By Georgia Grimond, Contributing Reporter
RIO DE JANEIRO, BRAZIL – Signs of human habitation and clues to Rio’s history have been uncovered by archaeologists working on the city’s new metro line, Line 4, in Leopoldina, Centro. Approximately fifty stone artefacts and 400 shells dating back between 3,000 and 4,000 years have been discovered.
They are thought to be from the period when the paleo-Indians lived and moved around Guanabara Bay, leading nomadic or semi-nomadic lives as fisherman and hunters-gatherers.
Included in the haul are spearheads for hunting, scrapers for cutting meat and separating fat from skin, hatchets, hammers and cudgels. The large number of shells found are thought to be part of a midden, or waste area, common to bay, mangrove and swap areas. It is where leftovers and debris would have been dumped away from living areas.

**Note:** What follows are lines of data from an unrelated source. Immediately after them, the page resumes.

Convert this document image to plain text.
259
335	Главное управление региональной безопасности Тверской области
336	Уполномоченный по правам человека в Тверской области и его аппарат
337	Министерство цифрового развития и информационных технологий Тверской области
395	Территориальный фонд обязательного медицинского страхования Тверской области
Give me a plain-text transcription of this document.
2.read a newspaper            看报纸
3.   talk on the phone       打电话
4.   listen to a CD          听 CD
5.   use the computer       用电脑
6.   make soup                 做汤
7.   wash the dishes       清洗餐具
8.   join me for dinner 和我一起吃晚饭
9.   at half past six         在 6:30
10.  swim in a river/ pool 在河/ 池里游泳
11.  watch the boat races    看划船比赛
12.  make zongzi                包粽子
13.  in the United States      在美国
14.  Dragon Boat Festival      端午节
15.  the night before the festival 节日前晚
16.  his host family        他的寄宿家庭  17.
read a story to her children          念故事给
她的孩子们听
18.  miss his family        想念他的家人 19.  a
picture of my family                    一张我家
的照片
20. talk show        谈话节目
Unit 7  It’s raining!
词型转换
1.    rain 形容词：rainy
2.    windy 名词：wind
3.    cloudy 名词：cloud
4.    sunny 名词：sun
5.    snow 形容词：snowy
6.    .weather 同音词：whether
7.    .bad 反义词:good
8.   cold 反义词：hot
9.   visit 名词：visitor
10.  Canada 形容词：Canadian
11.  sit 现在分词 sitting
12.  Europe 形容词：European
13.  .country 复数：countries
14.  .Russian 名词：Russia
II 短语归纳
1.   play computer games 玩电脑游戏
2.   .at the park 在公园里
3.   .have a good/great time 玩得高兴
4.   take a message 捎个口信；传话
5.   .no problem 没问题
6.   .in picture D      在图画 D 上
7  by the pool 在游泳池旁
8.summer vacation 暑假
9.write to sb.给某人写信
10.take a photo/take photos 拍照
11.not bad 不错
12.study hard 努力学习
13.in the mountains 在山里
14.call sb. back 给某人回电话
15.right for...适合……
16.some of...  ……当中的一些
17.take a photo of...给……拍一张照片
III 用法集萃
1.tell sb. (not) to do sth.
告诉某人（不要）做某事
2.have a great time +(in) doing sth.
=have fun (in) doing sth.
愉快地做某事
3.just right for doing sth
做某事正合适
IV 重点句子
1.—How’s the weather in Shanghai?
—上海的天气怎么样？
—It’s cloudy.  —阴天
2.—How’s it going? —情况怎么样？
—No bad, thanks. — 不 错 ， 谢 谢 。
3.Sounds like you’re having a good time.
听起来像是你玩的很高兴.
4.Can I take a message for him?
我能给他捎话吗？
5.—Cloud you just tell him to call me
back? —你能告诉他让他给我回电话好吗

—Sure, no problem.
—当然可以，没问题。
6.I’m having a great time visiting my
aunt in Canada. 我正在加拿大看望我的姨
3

Archaeologists have been working on the site since 2013. Claudio Prado de Mello and his team have recovered and catalogued the recent finds.
“The prehistoric pieces will help us tell an important part of the history of the primitive population of Rio,” he told the Jornal do Brasil. “To come across a discovery like this downtown, in an area that has gone through several cycles of occupation and that is so busy, is something fantastic.”
Many of the objects were found in relatively shallow earth, between 30 and 120cm deep. Work on the line has gone as deep as 2.5m which is where archaeologists would usually expect to find artefacts this old. Mello thinks that the pieces may have been buried deeper in a nearby hillock but would have been moved as part of land-clearing in the 19th century.
The site has a rich history as more recently it was home to the city’s matadouro, or slaughterhouse, until it moved to Santa Cruz in 1881. The imperial palace was also housed nearby and the area is thought to have been used as landfill by the imperial family who lived there.
As a result close to 220,000 pieces from the era have already been recovered, many of them intact. In 2013, an ivory toothbrush with the inscription “His Majesty the Emperor of Brazil” was found. It was believed to have belonged to Dom Pedro II, who was ruler of Brazil between 1831 and 1889.
Other infrastructure works have uncovered more clues to Rio’s past. In January, work on the VLT, or light-vehicle on tracks, uncovered pavements from the 19th century.
All archaeological work along the new metro line is being coordinated by the state government and the Line 4 Consortium, and is being overseen by a number of cultural institutes. Once the metro line is complete further archaeological work will continue.
Line 4 is due to open in 2016, just ahead of the Olympics. When it is complete it will run from Barra, through Zona Sul (South Zone) to Centro, carrying 300,000 people per day and taking 2,000 cars off the roads at peak times.